As the World Evolves:

Science OR Religion becomes Science AND Religion

The debate between science and religion has been ongoing since the publication of Charles Darwin’s On the Origin of Species in 1859. Darwin proposed an alternative explanation for the origin of life contrasting Genesis, the first book of the Bible, which originally satisfied most people in the Western world. This debate becomes even more heated in the public school system, especially in science class. How was the universe created? Science classes should stick to science and concepts that can be proven. But with respect to the creation of the universe, given gaps in the evolutionary model, alternative theories should be incorporated. Therefore, creationism as a theory has a place in the classroom.

Darwin’s On the Origin of Species

According to Kent Greenawalt (2005) in Does God Belong in Public Schools?, “Scientists regard evolution as by far the most convincing scientific explanation for the development of species” (p. 117). In addition, “creation science is not genuine science because neither its theses nor the techniques of its practitioners are genuinely scientific, and its conclusions conflict with the overwhelming weight of scientific evidence” (p.116).

However, there are uncertainties and gaps in the evolution model. Dr. Henry M. Morris (1973), founder of the Institute for Creation Research, in his article Evolution, Creation, and the Public Schools states, “Although widely promoted as a scientific fact, evolution has never been proved scientifically. Some writers still call it the theory of evolution, but even this is too generous. A scientific hypothesis should be capable of being tested in some way, to determine whether or not it is true, but evolution cannot be tested. No laboratory experiment can either confirm or falsify a process which, by its very nature, requires millions of years to accomplish significant results” (p. 1).

Since evolution does not fully explain creation, it is the responsibility of teachers to share alternative explanations, such as creation and others. Public schools in Tennessee and Louisiana are allowed, with tax funding, to permit creationist instruction in the science classroom. The Louisiana Science Education Act of 2008 “allows teachers to use ‘supplemental textbooks and other instructional materials to help students understand, analyze, critique, and review scientific theories in an objective manner,’…in effect, allowing creationist material inside the classroom” (Kirk, 2014). In 2012, a Tennessee state law allowed public schools to teach scientific strengths as well as scientific weaknesses and permits teachers, if desired, to teach creationism.

LA and TN state laws permit creationist instruction.
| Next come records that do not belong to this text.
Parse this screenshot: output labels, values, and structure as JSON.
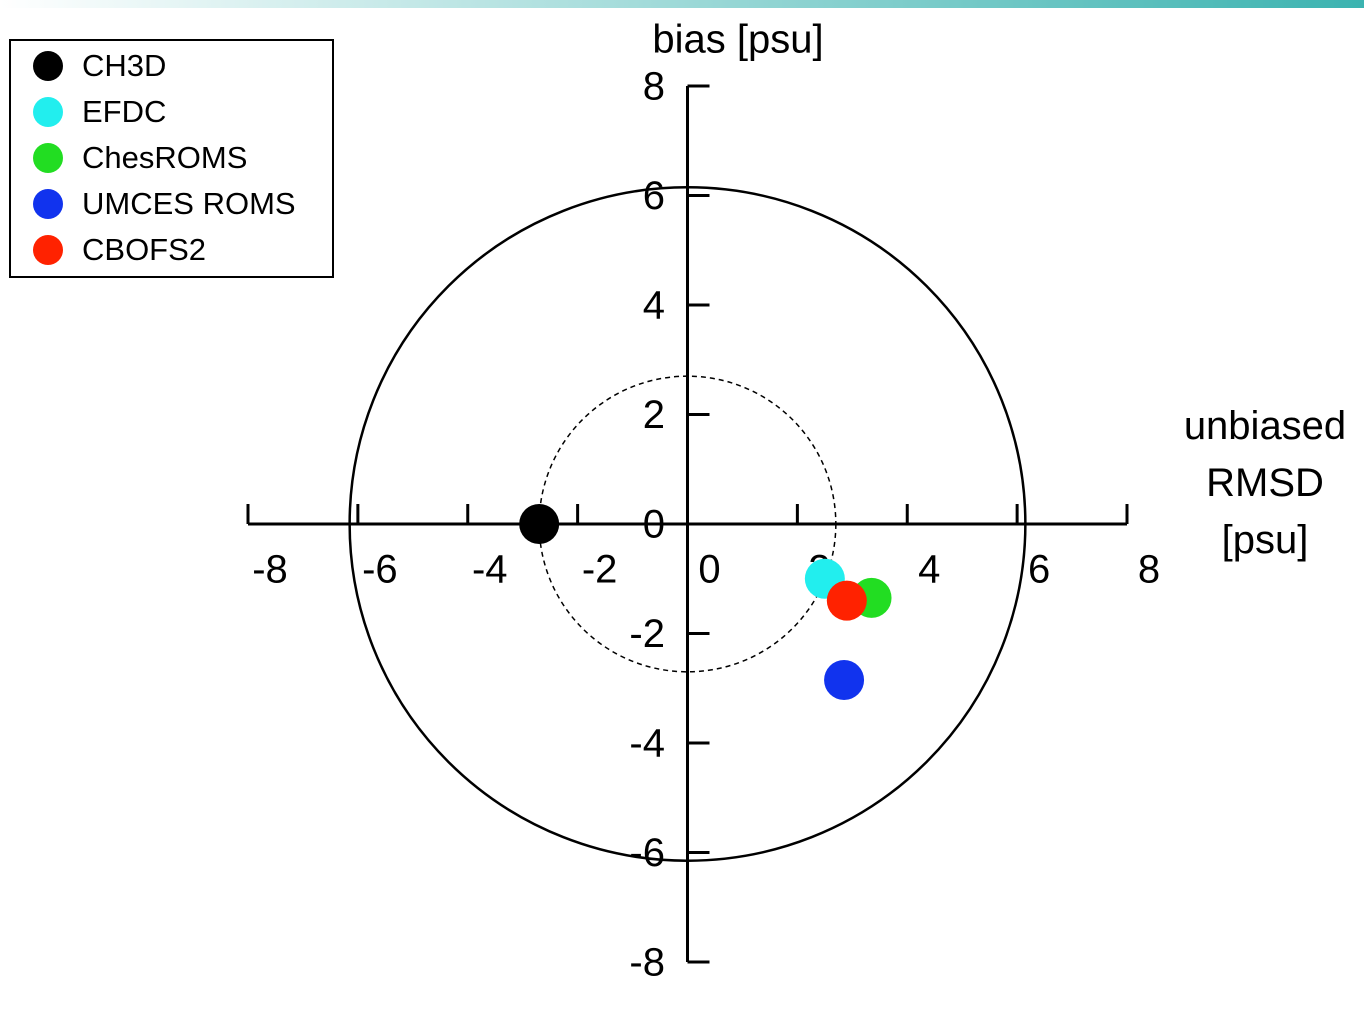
{
  "chart_data": {
    "type": "scatter",
    "title": "bias [psu]",
    "x_label": "unbiased RMSD [psu]",
    "xlim": [
      -8,
      8
    ],
    "ylim": [
      -8,
      8
    ],
    "xticks": [
      -8,
      -6,
      -4,
      -2,
      0,
      2,
      4,
      6,
      8
    ],
    "yticks": [
      -8,
      -6,
      -4,
      -2,
      0,
      2,
      4,
      6,
      8
    ],
    "reference_circles": [
      {
        "radius": 6.15,
        "style": "solid"
      },
      {
        "radius": 2.7,
        "style": "dashed"
      }
    ],
    "legend": "top-left",
    "series": [
      {
        "name": "CH3D",
        "color": "#000000",
        "x": [
          -2.7
        ],
        "values": [
          0
        ]
      },
      {
        "name": "EFDC",
        "color": "#22eeee",
        "x": [
          2.5
        ],
        "values": [
          -1.0
        ]
      },
      {
        "name": "ChesROMS",
        "color": "#22dd22",
        "x": [
          3.35
        ],
        "values": [
          -1.35
        ]
      },
      {
        "name": "UMCES ROMS",
        "color": "#1133ee",
        "x": [
          2.85
        ],
        "values": [
          -2.85
        ]
      },
      {
        "name": "CBOFS2",
        "color": "#ff2200",
        "x": [
          2.9
        ],
        "values": [
          -1.4
        ]
      }
    ]
  }
}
Though I believe the emphasis in the science classroom should be scientific, with no proven explanation for creation, there is a strong argument to teach various explanations: “There are, therefore, sound scientific and pedagogical reasons why both models should be taught, as objectively as possible, in public classrooms, giving arguments pro and con for each. Some students and their parents believe in creation, some in evolution, and some are undecided. If creationists desire only the creation model to be taught, they should send their children to private schools which do this; if evolutionists want only evolution to be taught, they should provide private schools for that purpose. The public schools should be neutral and either teach both or teach neither” (Morris, p. 1).

But why does it have to be one or the other? We continually evolve, and in doing so might find that both sides are right — that evolution is part of God’s bigger plan for creation. I can relate to author Karl Smallwood (2013) who said, “Creationists do not necessarily disagree with mainstream science, in fact they openly embrace it, they simply believe that God, or some higher power, played a part in the events that led to our creation” (p. 1).

Greenawalt, K. (2005). Does God Belong in Public Schools? Princeton, NJ: Princeton University Press.

Kirk, C. (2014). A Map of Thousands of Schools That Are Allowed to Teach Creationism With Taxpayer Money.

Morris, H. M., Ph. D. (1973). Evolution, Creation, and the Public Schools.

Smallwood, K. (2013). 10 Reasons Creationism Should Be Taught in School.

The Big Bang Theory — Evolution vs. Creationism (funny). (2010). Youtube.